Nein. Der Skipper und der zweite Offizier haben zwar letztendlich das Sagen. Aber jeder hat einen anderen Führungsstil. Unser Skipper lässt uns erst machen und stellt sich eher in den Hintergrund. Er meinte immer, dass er einfach der Hausmeister ist und nur eingreift, wenn es notwendig ist. Wir waren also sehr selbstständig.
Was macht man, wenn man nicht im Dienst ist?
Nicht viel – so viel wie möglich ausruhen und schlafen. Das Boot ist ja ständig in Bewegung, das zehrt. Im Dienst sitzt man manchmal aber auch nur an Deck, schaut aufs Wasser, geht seinen Gedanken nach und wartet auf ein Manöver oder darauf das Steuer zu übernehmen.
Sind Sie je krank geworden, gab es Notfälle?
Es gab an Bord bisher zwei Notfälle, einer davon war ich (lacht). Mitten auf dem Ozean , bei hohem Wellengang, wurde ich an einer Platzwunde am Kopf genäht – die Spinnakerleine hat mich verletzt. Und leider werde ich nach längerem Aufenthalt an Land immer wieder seekrank. Aber das vergeht schnell wieder.
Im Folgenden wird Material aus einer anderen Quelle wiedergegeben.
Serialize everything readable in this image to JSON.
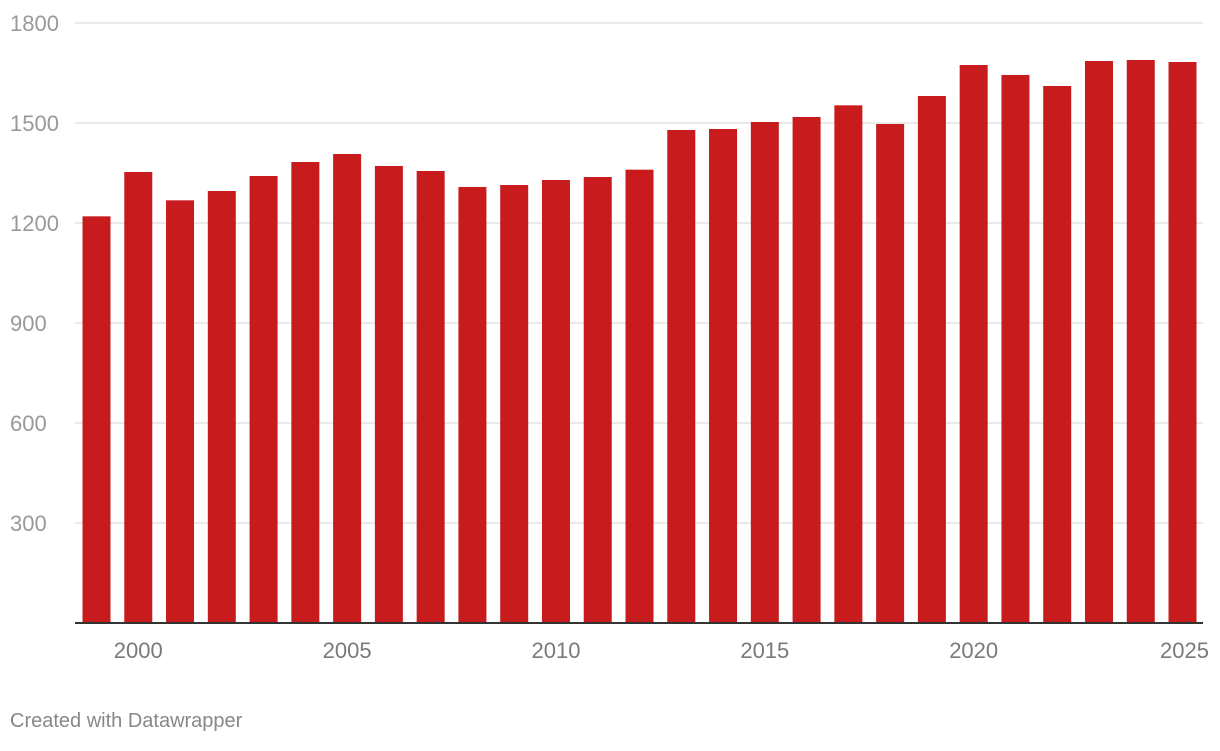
{
  "chart_data": {
    "type": "bar",
    "title": "",
    "xlabel": "",
    "ylabel": "",
    "categories": [
      "1999",
      "2000",
      "2001",
      "2002",
      "2003",
      "2004",
      "2005",
      "2006",
      "2007",
      "2008",
      "2009",
      "2010",
      "2011",
      "2012",
      "2013",
      "2014",
      "2015",
      "2016",
      "2017",
      "2018",
      "2019",
      "2020",
      "2021",
      "2022",
      "2023",
      "2024",
      "2025"
    ],
    "values": [
      1220,
      1353,
      1268,
      1296,
      1341,
      1383,
      1407,
      1371,
      1356,
      1308,
      1314,
      1329,
      1338,
      1360,
      1479,
      1482,
      1503,
      1518,
      1553,
      1497,
      1581,
      1674,
      1644,
      1611,
      1686,
      1689,
      1683
    ],
    "ylim": [
      0,
      1800
    ],
    "yticks": [
      300,
      600,
      900,
      1200,
      1500,
      1800
    ],
    "xtick_labels": [
      "2000",
      "2005",
      "2010",
      "2015",
      "2020",
      "2025"
    ],
    "grid": true,
    "bar_color": "#c71b1e",
    "grid_color": "#e3e3e3",
    "axis_color": "#333333"
  },
  "footer": {
    "credit": "Created with Datawrapper"
  }
}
Was hat Ihnen die Auszeit gebracht? Konnten Sie sprichwörtlich Ihren Horizont erweitern?
So eine Reise kann schon die persönliche Einstellung verändern. Ich nehme gewissen Dinge nun bewusster wahr und setze Prioritäten anders als früher. Es muss nicht immer alles perfekt sein. Das Leben auf engstem Raum fördert auch das Verständnis von Teamarbeit. Bis zu einem gewissen Grad muss jeder an Bord zusammenarbeiten können, auch wenn man sich vielleicht nicht mag. Trotzdem kann man das erklärte Ziel gemeinsam erreichen.
Sie haben Ihre Entscheidung also nie bereut?
Es war genau das Richtige für mich. Es hat mir wahnsinnig gutgetan. Das Boot war meine kleine Welt. Alles andere war unwichtig.
Zur Person
Bettina Neid, 46, arbeitete vor der Teilnahme am „Clipper Round the World Yacht Race“ bei der Liechtensteinischen Landesbank (Österreich) AG. Die Teilnahme an der Regatta hatte sie 50.000 Pfund gekostet – sonstige Ausgaben exklusive. Trotzdem habe sie während der Regatta „nicht komplett auf Sparflamme“ gelebt, so Neid. „Lag die Yacht im Hafen, habe ich immer im Hotel geschlafen und hab mich über ein sauberes Bett gefreut, einen privaten Bereich für mich und eine Klospülung.“ Jetzt, nach Abbruch der Regatta arbeitet Neid wieder in der Bank und wohnt in einer WG. Im Februar 2021 will sie die Regatta fortsetzen und von Manila aus die 6.000 Meilen lange Königsetappe über den Pazifik nach Seattle segeln.